Skip to contents

align_lda_topics() estimates LDA models for a range of topic numbers and aligns the topics across models using the product and transport method.

Usage

align_lda_topics(
  ta,
  k_range = 2:10,
  seed = 42,
  min_prevalence = 0.05,
  taxon = taxon_id,
  sample = sample_id,
  ...
)

Arguments

ta

A tidytacos object.

k_range

A range of topic numbers to estimate.

seed

A seed for reproducibility.

min_prevalence

The lowest percentage (0-1) of samples taxa need to be present in for the taxa to be used in model estimation.

taxon

The column name in the taxa table with taxa identifiers.

sample

The column name in the sample table with sample identifiers.

...

Arguments passed on to alto::run_lda_models

data

(required) a matrix, data.frame or slam::simple_triplet_matrix containing the counts (integers) of each feature (e.g. words) and each sample (or document). If data is provided as matrix or data.frame, each row is a sample, each column is a feature.

lda_varying_params_lists

(required) a list specifying the parameter for each models that needs to be ran. Currently, supported parameters are "k" (the number of topic), "method" ("VEM" or "Gibbs"), and "control", a list of type LDAcontrol.
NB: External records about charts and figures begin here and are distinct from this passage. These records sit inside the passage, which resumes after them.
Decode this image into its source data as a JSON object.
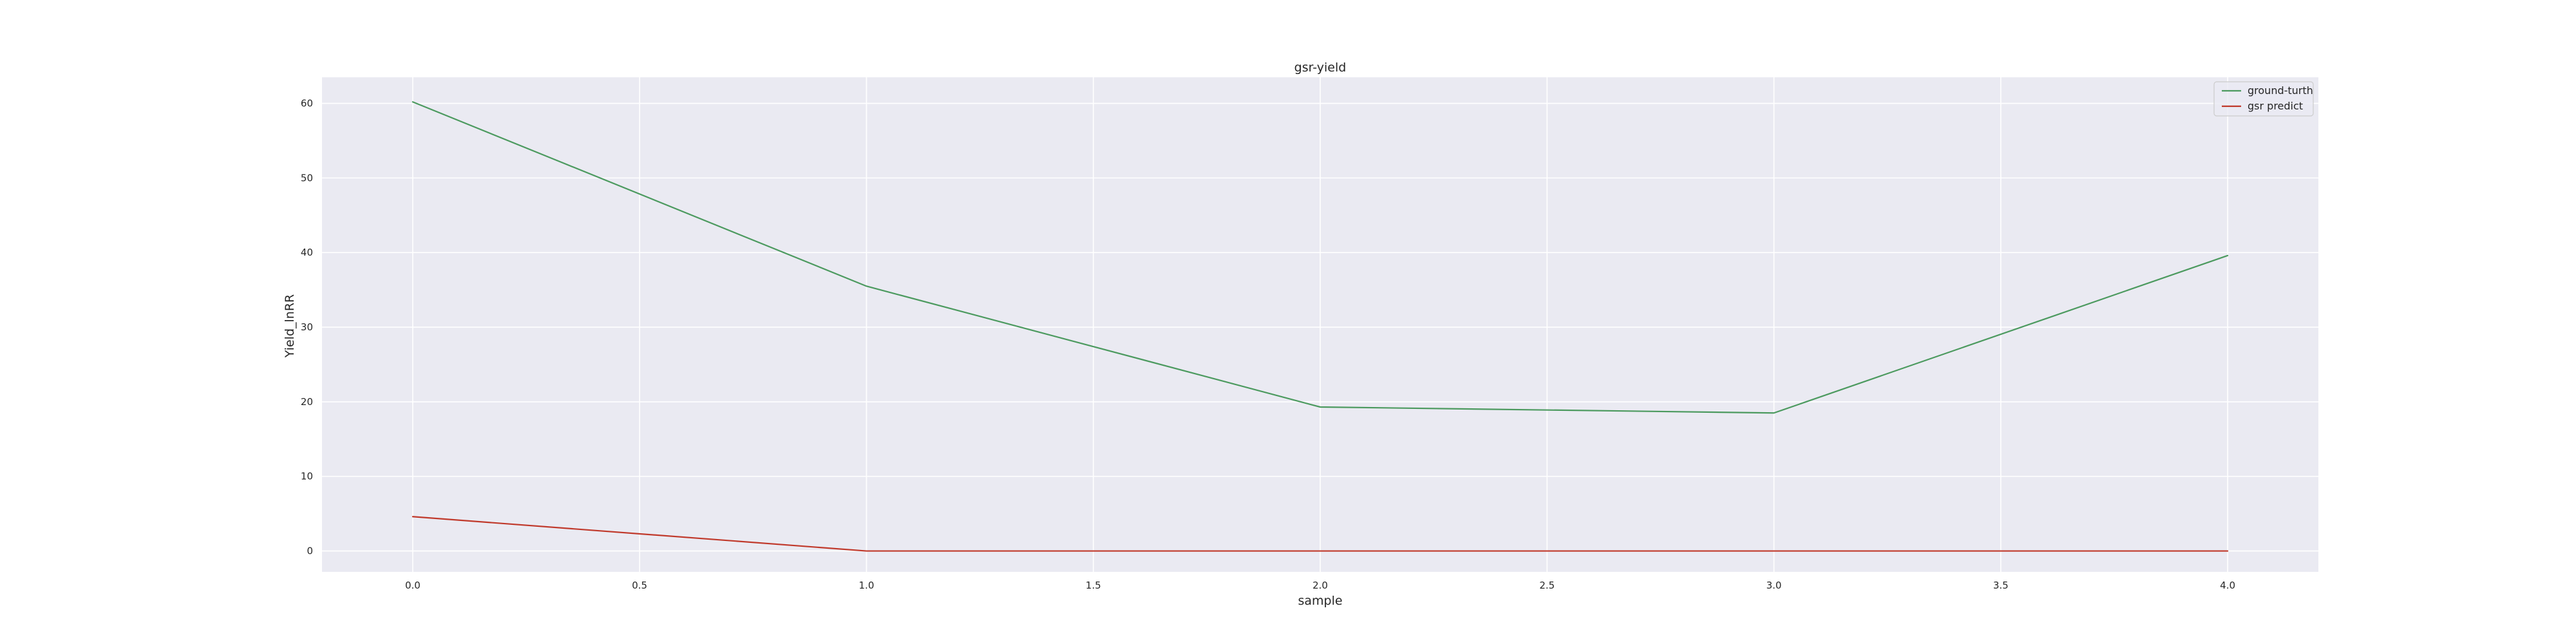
{
  "chart_data": {
    "type": "line",
    "title": "gsr-yield",
    "xlabel": "sample",
    "ylabel": "Yield_lnRR",
    "x": [
      0,
      1,
      2,
      3,
      4
    ],
    "xlim": [
      -0.2,
      4.2
    ],
    "ylim": [
      -2.8,
      63.5
    ],
    "xticks": [
      0,
      0.5,
      1,
      1.5,
      2,
      2.5,
      3,
      3.5,
      4
    ],
    "xtick_labels": [
      "0.0",
      "0.5",
      "1.0",
      "1.5",
      "2.0",
      "2.5",
      "3.0",
      "3.5",
      "4.0"
    ],
    "yticks": [
      0,
      10,
      20,
      30,
      40,
      50,
      60
    ],
    "ytick_labels": [
      "0",
      "10",
      "20",
      "30",
      "40",
      "50",
      "60"
    ],
    "grid": true,
    "legend_position": "top-right",
    "series": [
      {
        "name": "ground-turth",
        "color": "#4c9a5f",
        "values": [
          60.2,
          35.5,
          19.3,
          18.5,
          39.6
        ]
      },
      {
        "name": "gsr predict",
        "color": "#c0392b",
        "values": [
          4.6,
          0.0,
          0.0,
          0.0,
          0.0
        ]
      }
    ],
    "background_color": "#eaeaf2"
  }
}
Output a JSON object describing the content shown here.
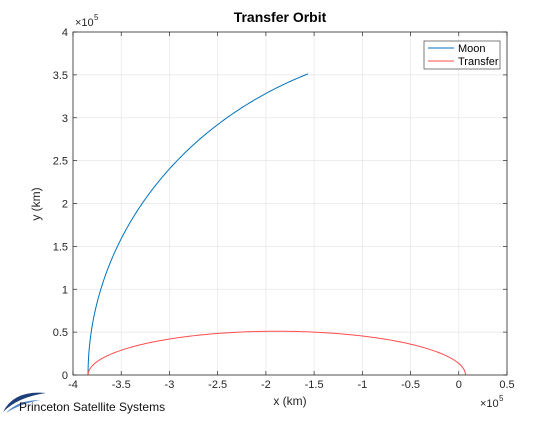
{
  "chart_data": {
    "type": "line",
    "title": "Transfer Orbit",
    "xlabel": "x (km)",
    "ylabel": "y (km)",
    "xlim": [
      -400000,
      50000
    ],
    "ylim": [
      0,
      400000
    ],
    "x_exponent_label": "×10",
    "x_exponent_power": "5",
    "y_exponent_label": "×10",
    "y_exponent_power": "5",
    "x_ticks": [
      -400000,
      -350000,
      -300000,
      -250000,
      -200000,
      -150000,
      -100000,
      -50000,
      0,
      50000
    ],
    "x_tick_labels": [
      "-4",
      "-3.5",
      "-3",
      "-2.5",
      "-2",
      "-1.5",
      "-1",
      "-0.5",
      "0",
      "0.5"
    ],
    "y_ticks": [
      0,
      50000,
      100000,
      150000,
      200000,
      250000,
      300000,
      350000,
      400000
    ],
    "y_tick_labels": [
      "0",
      "0.5",
      "1",
      "1.5",
      "2",
      "2.5",
      "3",
      "3.5",
      "4"
    ],
    "grid": true,
    "legend_position": "top-right",
    "series": [
      {
        "name": "Moon",
        "color": "#0072bd",
        "curve": "circle-arc",
        "center": [
          0,
          0
        ],
        "radius": 384400,
        "theta_start_deg": 180,
        "theta_end_deg": 114,
        "x": [
          -384400,
          -382300,
          -376000,
          -365600,
          -351200,
          -333000,
          -311000,
          -285500,
          -256800,
          -225400,
          -191600,
          -156400
        ],
        "y": [
          0,
          40200,
          79900,
          118800,
          156400,
          192200,
          226000,
          257400,
          286000,
          311000,
          333200,
          351100
        ]
      },
      {
        "name": "Transfer",
        "color": "#ff4d4d",
        "curve": "semi-ellipse",
        "center": [
          -188750,
          0
        ],
        "semi_major_axis": 195650,
        "semi_minor_axis": 51000,
        "x": [
          6900,
          -18000,
          -50000,
          -93000,
          -140000,
          -188750,
          -237500,
          -284500,
          -327500,
          -360000,
          -384400
        ],
        "y": [
          0,
          23500,
          37300,
          46200,
          50400,
          51000,
          50400,
          46200,
          37300,
          23500,
          0
        ]
      }
    ]
  },
  "branding": {
    "logo_text": "Princeton Satellite Systems",
    "logo_icon": "swoosh-logo-icon"
  }
}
See topicmodels::LDA for details and below for examples.

lda_fixed_params_list

(optional) a list specifying the parameters common to all models to be fitted. Values provided by lda_fixed_params_list are overwritten by those provided by lda_varying_params_lists.

dir

(optional) a character specifying the directory in which individual LDA models should be stored. If not specified, individual LDA models are not stored. This option is especially useful for data exploration as it allows to save execution time if one wishes to add models to an existing model list. (see examples)

reset

(optional, default = FALSE). Should any cached models in the save directory be cleared?

verbose

(optional, default = FALSE) Print verbose output while running models?

Value

A list of estimated models, aligned topics using the product method and aligned topics using the transport method.